Yeah, I was pretty sure he didn't really mean it. Our environmental president had to make some noise Tuesday night that sounded like he gave a rat's ass about America's addiction to oil, foreign oil that is. But just two days later we get the rest of the story. From Elisabeth Bumiller at the NYT, this: Bush's Goals on Energy Quickly Find Obstacles. The Saudis got mad and started pouting, Congress got to nit-picking, and scientists just laughed. The key word in the now-famous SOTU energy remarks was "foreign." As Ms. Bumiller states in the article:
Mr. Bush, like other modern presidents, has talked since the earliest days of his administration about weaning the United States off oil, but mostly by supporting an increase in domestic production. On Wednesday afternoon, Vice President Dick Cheney said on Rush Limbaugh's radio program that the administration would continue to push to open part of the Arctic National Wildlife Refuge to drilling.
I toldya so, didn't I? But anyone with half a brain knew that was going to be the plan. But now, remember all that new technology for renewable energy The Man talked about Tuesday night? Still from Bumiller's article:
The Energy Department will begin laying off researchers at the National Renewable Energy Laboratory in the next week or two because of cuts to its budget.
A veteran researcher said the staff had been told that the cuts would be concentrated among researchers in wind and biomass, which includes ethanol. Those are two of the technologies that Mr. Bush cited on Tuesday night as holding the promise to replace part of the nation's oil imports.
The budget for the laboratory, which is just west of Denver, was cut by nearly 15 percent, to $174 million from $202 million, requiring the layoff of about 40 staff members out of a total of 930, said a spokesman, George Douglas. The cut is for the fiscal year that began on Oct. 1.

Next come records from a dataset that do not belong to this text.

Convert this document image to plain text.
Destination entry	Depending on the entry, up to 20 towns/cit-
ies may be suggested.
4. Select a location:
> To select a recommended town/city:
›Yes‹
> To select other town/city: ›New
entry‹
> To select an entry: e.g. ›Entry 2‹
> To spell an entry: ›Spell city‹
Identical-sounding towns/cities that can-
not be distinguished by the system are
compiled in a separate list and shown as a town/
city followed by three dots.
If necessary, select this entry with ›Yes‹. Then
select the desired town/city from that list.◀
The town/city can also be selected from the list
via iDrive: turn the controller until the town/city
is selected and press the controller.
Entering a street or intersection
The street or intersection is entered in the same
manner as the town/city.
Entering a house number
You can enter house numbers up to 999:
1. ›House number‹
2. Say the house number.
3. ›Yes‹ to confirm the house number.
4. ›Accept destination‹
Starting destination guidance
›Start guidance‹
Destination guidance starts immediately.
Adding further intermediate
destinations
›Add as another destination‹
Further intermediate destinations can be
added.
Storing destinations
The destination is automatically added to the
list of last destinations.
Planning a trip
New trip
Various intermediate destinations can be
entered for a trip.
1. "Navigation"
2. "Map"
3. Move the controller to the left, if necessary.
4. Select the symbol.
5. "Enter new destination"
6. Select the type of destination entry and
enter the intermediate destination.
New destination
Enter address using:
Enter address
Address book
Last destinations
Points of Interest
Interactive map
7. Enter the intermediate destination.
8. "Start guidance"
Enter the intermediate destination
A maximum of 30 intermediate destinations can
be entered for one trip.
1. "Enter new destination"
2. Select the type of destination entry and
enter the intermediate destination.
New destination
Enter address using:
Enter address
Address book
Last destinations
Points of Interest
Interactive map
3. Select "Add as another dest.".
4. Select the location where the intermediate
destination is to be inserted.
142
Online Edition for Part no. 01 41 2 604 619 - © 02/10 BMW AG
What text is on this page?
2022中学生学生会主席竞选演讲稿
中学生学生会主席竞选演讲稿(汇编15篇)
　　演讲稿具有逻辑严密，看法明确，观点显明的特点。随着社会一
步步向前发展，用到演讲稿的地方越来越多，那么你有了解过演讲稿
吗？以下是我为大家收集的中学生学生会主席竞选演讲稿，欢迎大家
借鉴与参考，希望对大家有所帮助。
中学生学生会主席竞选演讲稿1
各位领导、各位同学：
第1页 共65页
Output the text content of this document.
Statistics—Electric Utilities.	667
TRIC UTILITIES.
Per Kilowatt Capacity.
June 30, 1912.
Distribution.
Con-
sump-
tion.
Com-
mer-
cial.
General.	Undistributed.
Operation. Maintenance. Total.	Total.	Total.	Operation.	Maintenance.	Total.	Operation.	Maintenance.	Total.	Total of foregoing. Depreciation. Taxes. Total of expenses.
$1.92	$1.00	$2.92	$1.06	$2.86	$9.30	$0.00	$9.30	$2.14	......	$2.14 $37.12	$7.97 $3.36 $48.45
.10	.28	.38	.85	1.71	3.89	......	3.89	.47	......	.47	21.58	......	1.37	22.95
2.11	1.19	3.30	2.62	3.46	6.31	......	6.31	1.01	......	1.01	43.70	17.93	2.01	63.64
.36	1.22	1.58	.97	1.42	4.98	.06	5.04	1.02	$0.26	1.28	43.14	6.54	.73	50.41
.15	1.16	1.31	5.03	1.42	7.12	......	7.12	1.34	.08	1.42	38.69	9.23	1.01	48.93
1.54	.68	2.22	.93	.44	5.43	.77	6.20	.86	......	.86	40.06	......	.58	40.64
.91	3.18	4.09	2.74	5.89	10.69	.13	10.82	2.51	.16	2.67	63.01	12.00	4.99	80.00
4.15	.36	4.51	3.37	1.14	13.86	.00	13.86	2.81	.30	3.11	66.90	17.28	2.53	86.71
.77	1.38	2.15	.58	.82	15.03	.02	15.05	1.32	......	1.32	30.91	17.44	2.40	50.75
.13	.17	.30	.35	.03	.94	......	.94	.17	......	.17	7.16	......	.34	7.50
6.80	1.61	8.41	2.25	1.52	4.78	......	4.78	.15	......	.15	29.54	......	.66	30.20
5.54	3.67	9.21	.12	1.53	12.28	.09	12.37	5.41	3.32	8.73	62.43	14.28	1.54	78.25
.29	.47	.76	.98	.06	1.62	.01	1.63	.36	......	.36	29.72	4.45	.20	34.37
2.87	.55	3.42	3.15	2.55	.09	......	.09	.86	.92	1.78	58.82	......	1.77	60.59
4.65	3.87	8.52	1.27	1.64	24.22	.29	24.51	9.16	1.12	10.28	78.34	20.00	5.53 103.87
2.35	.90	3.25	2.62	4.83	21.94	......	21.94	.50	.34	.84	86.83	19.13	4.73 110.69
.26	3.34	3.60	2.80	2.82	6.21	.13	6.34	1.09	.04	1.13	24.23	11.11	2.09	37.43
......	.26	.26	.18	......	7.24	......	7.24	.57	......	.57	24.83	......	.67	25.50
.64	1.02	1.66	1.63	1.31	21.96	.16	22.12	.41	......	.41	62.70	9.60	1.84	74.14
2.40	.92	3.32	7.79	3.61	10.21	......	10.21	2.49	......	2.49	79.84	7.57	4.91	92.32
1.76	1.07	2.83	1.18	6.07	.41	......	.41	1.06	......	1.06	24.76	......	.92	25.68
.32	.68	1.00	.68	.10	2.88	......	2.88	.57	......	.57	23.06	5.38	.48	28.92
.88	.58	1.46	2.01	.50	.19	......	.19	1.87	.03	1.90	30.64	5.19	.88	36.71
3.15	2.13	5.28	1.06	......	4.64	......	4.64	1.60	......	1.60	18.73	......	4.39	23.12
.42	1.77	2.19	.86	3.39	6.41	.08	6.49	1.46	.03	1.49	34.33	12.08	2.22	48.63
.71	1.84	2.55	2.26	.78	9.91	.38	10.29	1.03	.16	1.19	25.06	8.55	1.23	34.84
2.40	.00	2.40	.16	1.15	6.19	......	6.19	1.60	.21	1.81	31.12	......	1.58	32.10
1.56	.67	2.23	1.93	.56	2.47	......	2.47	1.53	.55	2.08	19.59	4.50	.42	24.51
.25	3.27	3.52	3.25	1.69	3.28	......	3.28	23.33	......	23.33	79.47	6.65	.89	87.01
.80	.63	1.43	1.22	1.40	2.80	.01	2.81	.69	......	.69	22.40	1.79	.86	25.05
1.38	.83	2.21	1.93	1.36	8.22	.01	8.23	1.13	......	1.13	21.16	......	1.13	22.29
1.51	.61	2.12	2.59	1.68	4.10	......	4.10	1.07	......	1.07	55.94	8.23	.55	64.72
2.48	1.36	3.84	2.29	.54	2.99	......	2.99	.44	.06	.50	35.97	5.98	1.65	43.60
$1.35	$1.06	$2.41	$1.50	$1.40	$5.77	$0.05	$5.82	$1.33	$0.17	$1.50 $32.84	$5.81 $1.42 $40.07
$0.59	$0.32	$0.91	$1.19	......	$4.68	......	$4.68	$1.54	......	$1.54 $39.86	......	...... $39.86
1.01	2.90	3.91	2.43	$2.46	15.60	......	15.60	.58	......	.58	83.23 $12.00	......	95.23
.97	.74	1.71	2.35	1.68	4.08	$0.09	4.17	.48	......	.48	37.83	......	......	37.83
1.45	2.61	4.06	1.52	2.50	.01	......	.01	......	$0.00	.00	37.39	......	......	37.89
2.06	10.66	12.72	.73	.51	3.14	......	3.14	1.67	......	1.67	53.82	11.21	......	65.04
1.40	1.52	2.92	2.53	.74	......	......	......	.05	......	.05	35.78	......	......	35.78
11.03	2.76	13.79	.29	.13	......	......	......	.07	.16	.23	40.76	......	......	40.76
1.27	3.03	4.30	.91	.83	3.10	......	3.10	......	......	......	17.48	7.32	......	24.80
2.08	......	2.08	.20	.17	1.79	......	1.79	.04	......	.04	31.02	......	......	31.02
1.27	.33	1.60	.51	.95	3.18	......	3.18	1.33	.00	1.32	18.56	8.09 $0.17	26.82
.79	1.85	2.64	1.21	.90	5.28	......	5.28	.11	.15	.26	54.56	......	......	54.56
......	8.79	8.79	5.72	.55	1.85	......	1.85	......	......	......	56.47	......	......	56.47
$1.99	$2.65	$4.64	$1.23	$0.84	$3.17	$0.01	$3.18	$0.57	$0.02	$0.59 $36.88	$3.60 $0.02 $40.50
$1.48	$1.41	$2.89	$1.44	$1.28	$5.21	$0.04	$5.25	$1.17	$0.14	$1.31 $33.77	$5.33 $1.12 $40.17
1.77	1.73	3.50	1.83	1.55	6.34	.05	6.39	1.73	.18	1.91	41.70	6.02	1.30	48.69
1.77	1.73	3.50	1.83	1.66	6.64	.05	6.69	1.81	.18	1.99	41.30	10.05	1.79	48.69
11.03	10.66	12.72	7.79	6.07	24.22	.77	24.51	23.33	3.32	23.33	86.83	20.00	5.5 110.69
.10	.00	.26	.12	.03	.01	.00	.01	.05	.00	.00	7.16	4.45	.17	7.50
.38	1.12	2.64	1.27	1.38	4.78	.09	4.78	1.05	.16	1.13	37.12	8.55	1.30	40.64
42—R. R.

Are you rolling on the floor laughing yet? Did you ever believe the guy had any intention of decreasing our dependence on oil, foreign or otherwise? The only way to immediately do something about our oil jones would be to mandate much better fuel efficiency standards for vehicles, improve mass transit both locally and nationally, and to really encourage conservation in government and corporate use of oil, as well as asking the same of private citizens. In other words, conservation. Another big help would be to increase gasoline taxes, which would by inself encourage conservation.
One day after President Bush vowed to reduce America's dependence on Middle East oil by cutting imports from there 75 percent by 2025, his energy secretary and national economic adviser said Wednesday that the president didn't mean it literally.
Asked why the president used the words "the Middle East" when he didn't really mean them, one administration official said Bush wanted to dramatize the issue in a way that "every American sitting out there listening to the speech understands." The official spoke only on condition of anonymity because he feared that his remarks might get him in trouble.
Presidential adviser Dan Bartlett made a similar point in a briefing before the speech. "I think one of the biggest concerns the American people have is oil coming from the Middle East. It is a very volatile region," he said. (Emphasis added.)
Umm hmmm. Just more terrorist mongering, really. Telling his dumbo audience that he's gonna do something so we won't have to git our oil from that scary volatile Middle East no more. Gonna git us some red-blooded Amurcan oil and use some good clean Amurcan nukular power. And in the end, really, he had no idea whatsoever what in hell he was saying anyway.
I'll take those margaritas now, the ones I didn't have on Tuesday night.